This is a case study of an actual subdivision in southeast Louisiana. It illustrates very clearly the huge advantages and cost savings of self-management over using an outside management company.
I. Background
The subject subdivision consists of 233 lots, and contains several lakes, a park, and a playground. The first homes started selling in 2002. For the initial several years, the developer retained control, then a resident HOA board was formed. Annual dues were $100. Little is known about those early years, as apparently no consistent recordkeeping was done. The park and playground remained in the possession of the developer, but in 2008 he offered to donate it to the HOA, as he was largely finished in the subdivision. However, he cautioned that it would be necessary to obtain a liability policy, which cost several thousand dollars annually. The HOA board voted to accept the donation, and to raise dues to $250 per year.
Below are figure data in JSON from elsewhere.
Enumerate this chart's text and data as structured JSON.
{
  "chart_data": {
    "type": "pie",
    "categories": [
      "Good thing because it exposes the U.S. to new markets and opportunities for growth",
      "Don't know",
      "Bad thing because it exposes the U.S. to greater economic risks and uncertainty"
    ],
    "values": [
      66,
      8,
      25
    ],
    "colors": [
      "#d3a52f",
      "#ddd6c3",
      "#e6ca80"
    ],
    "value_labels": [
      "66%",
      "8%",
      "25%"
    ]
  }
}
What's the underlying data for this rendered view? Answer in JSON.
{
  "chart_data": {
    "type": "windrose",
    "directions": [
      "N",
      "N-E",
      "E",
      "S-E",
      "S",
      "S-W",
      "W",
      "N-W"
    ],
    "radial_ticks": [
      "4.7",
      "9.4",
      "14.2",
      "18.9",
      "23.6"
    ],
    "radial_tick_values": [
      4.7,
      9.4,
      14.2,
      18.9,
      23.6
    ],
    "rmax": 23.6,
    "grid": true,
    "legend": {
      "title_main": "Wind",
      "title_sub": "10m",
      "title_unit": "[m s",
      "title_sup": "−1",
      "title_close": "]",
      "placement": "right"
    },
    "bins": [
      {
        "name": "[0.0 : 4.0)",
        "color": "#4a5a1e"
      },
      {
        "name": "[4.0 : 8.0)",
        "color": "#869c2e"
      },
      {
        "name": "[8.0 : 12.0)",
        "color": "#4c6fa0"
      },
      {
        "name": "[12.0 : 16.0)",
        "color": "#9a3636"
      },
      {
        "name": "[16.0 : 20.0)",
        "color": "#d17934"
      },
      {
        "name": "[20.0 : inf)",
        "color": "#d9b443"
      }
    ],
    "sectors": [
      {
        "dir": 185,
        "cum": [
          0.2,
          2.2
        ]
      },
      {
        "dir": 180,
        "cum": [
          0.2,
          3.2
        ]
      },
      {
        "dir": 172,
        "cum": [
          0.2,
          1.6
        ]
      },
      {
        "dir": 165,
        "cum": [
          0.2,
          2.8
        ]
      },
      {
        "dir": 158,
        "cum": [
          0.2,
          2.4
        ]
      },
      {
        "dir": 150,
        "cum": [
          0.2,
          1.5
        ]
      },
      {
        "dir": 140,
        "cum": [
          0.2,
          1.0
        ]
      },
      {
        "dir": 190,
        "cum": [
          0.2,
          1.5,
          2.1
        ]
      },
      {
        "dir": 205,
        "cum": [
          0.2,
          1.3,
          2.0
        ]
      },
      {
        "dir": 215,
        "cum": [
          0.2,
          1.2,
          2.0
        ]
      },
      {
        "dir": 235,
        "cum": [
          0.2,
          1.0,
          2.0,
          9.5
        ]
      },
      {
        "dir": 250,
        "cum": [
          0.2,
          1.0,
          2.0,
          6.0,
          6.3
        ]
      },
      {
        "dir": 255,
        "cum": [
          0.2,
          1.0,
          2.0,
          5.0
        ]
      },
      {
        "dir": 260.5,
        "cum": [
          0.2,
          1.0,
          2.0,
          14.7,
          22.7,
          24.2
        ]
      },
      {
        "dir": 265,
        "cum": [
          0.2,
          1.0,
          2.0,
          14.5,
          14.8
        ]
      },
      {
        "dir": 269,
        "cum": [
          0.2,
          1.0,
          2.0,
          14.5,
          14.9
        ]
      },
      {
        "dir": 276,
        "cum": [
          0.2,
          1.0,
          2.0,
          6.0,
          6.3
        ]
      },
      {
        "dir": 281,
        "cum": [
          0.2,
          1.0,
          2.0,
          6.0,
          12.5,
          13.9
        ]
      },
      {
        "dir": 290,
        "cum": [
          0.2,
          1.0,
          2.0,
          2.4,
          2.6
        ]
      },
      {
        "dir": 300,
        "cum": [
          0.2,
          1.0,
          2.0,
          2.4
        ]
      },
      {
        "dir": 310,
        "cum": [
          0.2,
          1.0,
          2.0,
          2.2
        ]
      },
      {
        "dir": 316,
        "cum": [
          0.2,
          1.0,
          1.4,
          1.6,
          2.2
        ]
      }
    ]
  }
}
This was very reasonable, especially given that the subject’s amenities were far superior to those of surrounding subdivisions, some of which had higher dues. Over the objections of most residents, the board also felt that outside management was necessary, in order to preserve continuity as board members changed over the years. They interviewed several management companies, and chose the one which seemed to offer the best combination of price and service. The board signed a 3-year contract, which is the shortest that company would allow.
The subdivision’s annual income, assuming every resident pays their dues, is 233 x $250 = $58,250. The management company’s fees started at approximately $11,000 per year, or almost 19% of the entire budget. In return, the company was supposed to handle violations, collections, accounting, purchase recommendations, bill payment, website, and much more.